Open devo-id opened 1 year ago
Hi @devo-id
Since you want to classify cancer and non-cancer patients, one idea is to extract the features of the entire region (ex. if you're doing brain then extract features of the entire brain as opposed to a specific region). In doing so, maybe the models you're training can detect a difference in overall radiomics features.
However, let's say that does not work. Then what you might consider is using an atlas or template. One example of a brain atlas is AAL. You can try extracting the features of every region and start from there. (Obviously doing that for hundreds of regions is impractical, so this is just an idea to get you started).
Here's an example of converting a Nifti image into a Numpy array and back into a Nifti image:
img_nifti = nib.load('image.nii.gz')
img_affine = img_nifti.affine
img_arr = img_nifti.get_fdata()
nifti_file = nib.Nifti1Image(img_arr, img_affine)
nib.save(nifti_file, 'random_test.nii.gz')
The affine
part I'm not too clear on how to explain or understand that yet, so maybe you can refer to online resources or something like Chat GPT/Bard AI/Bing AI
Hello everyone, I am a Computer science college student and new to radiomics and medical science. I want to build a radiomics feature-based classifier. I have to take CT scans Dicom images.
Firstly, I found a dataset [NSCLC-Radiomics - The Cancer Imaging Archive (TCIA) Public Access - Cancer Imaging Archive Wiki ](https://wiki.cancerimagingarchive.net/display/Public/NSCLC-Radiomics), where they labeled different regions of the body like left and right lung, esophagus, spine, and the abnormal tissue that is a tumor itself. From all these segments I choose the tumor segmentation and calculated the features. But these features are for Cancer patients only. For the non-cancer, I was unable to understand the ROI. Obviously, the non-cancer CT scan can’t have an ROI.

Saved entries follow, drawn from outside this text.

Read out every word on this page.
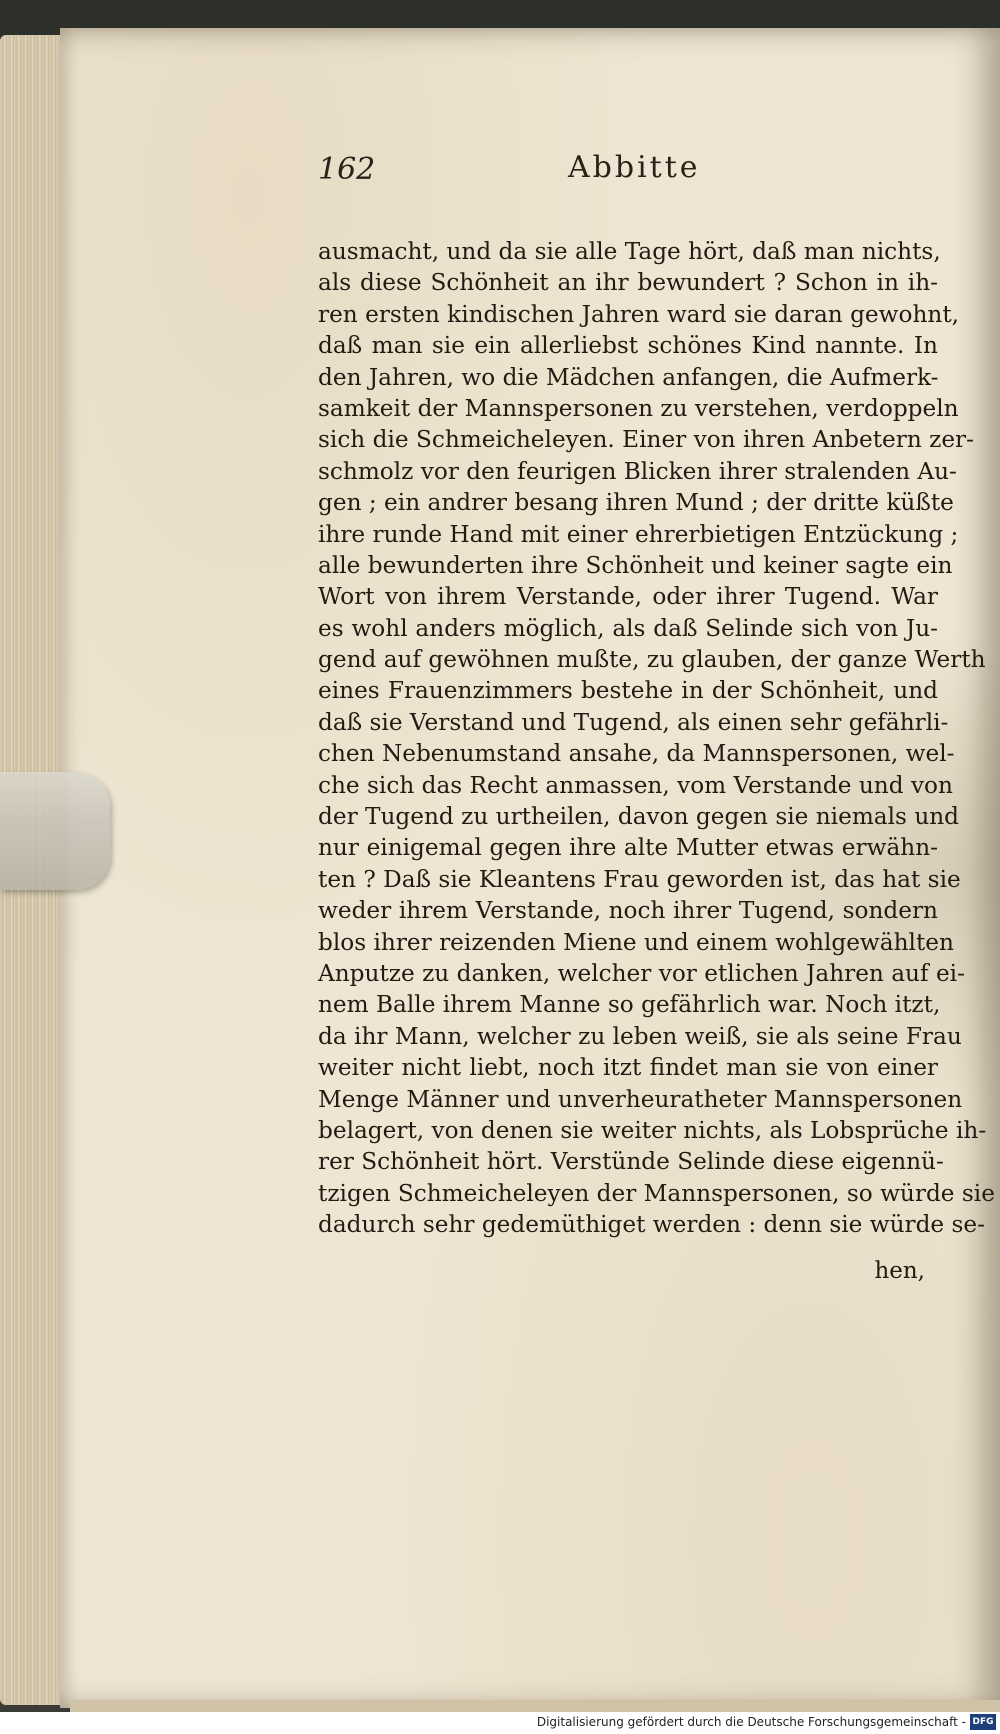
162	Abbitte
ausmacht, und da sie alle Tage hört, daß man nichts,
als diese Schönheit an ihr bewundert ? Schon in ih-
ren ersten kindischen Jahren ward sie daran gewohnt,
daß man sie ein allerliebst schönes Kind nannte. In
den Jahren, wo die Mädchen anfangen, die Aufmerk-
samkeit der Mannspersonen zu verstehen, verdoppeln
sich die Schmeicheleyen. Einer von ihren Anbetern zer-
schmolz vor den feurigen Blicken ihrer stralenden Au-
gen ; ein andrer besang ihren Mund ; der dritte küßte
ihre runde Hand mit einer ehrerbietigen Entzückung ;
alle bewunderten ihre Schönheit und keiner sagte ein
Wort von ihrem Verstande, oder ihrer Tugend. War
es wohl anders möglich, als daß Selinde sich von Ju-
gend auf gewöhnen mußte, zu glauben, der ganze Werth
eines Frauenzimmers bestehe in der Schönheit, und
daß sie Verstand und Tugend, als einen sehr gefährli-
chen Nebenumstand ansahe, da Mannspersonen, wel-
che sich das Recht anmassen, vom Verstande und von
der Tugend zu urtheilen, davon gegen sie niemals und
nur einigemal gegen ihre alte Mutter etwas erwähn-
ten ? Daß sie Kleantens Frau geworden ist, das hat sie
weder ihrem Verstande, noch ihrer Tugend, sondern
blos ihrer reizenden Miene und einem wohlgewählten
Anputze zu danken, welcher vor etlichen Jahren auf ei-
nem Balle ihrem Manne so gefährlich war. Noch itzt,
da ihr Mann, welcher zu leben weiß, sie als seine Frau
weiter nicht liebt, noch itzt findet man sie von einer
Menge Männer und unverheuratheter Mannspersonen
belagert, von denen sie weiter nichts, als Lobsprüche ih-
rer Schönheit hört. Verstünde Selinde diese eigennü-
tzigen Schmeicheleyen der Mannspersonen, so würde sie
dadurch sehr gedemüthiget werden : denn sie würde se-
hen,
Digitalisierung gefördert durch die Deutsche Forschungsgemeinschaft - DFG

Is it possible to classify cancer and non-cancer patient with radiomics? If yes, then what about the ROI for the non-cancer patient? And the relevant dataset to do so.
After long research, I came across the dataset Data from The Lung Image Database Consortium (LIDC) and Image Database Resource Initiative (IDRI): A completed reference database of lung nodules on CT scans (LIDC-IDRI) Data from The Lung Image Database Consortium (LIDC) and Image Database Resource Initiative (IDRI): A completed reference database of lung nodules on CT scans (LIDC-IDRI) - The Cancer Imaging Archive (TCIA) Public Access - Cancer Imaging Archive Wiki, where they mentioned that they have classified the nodules(abnormal tissue) based on their size. I read in their article https://www.ncbi.nlm.nih.gov/pmc/articles/PMC3041807/
and they scaled the nodule size from 1-5, (1,2 for small-size nodules, I will call them non-cancer, and 4,5 for large-size nodules, which I’ll treat as Cancer Data). I hoped that finally I found the right dataset but the dataset is so confusing.
I used their python package pylidc for preprocessing. After compiling it, I got multiple NumPy arrays which I don’t know how to use in pyradiomics.
They only accept that image with its mask. It is so confusing for me.
I don’t know whether to find a dataset to do so. I have spent almost a month reading about it. I have tried many datasets but found nothing relevant to my project. I really need help regarding this.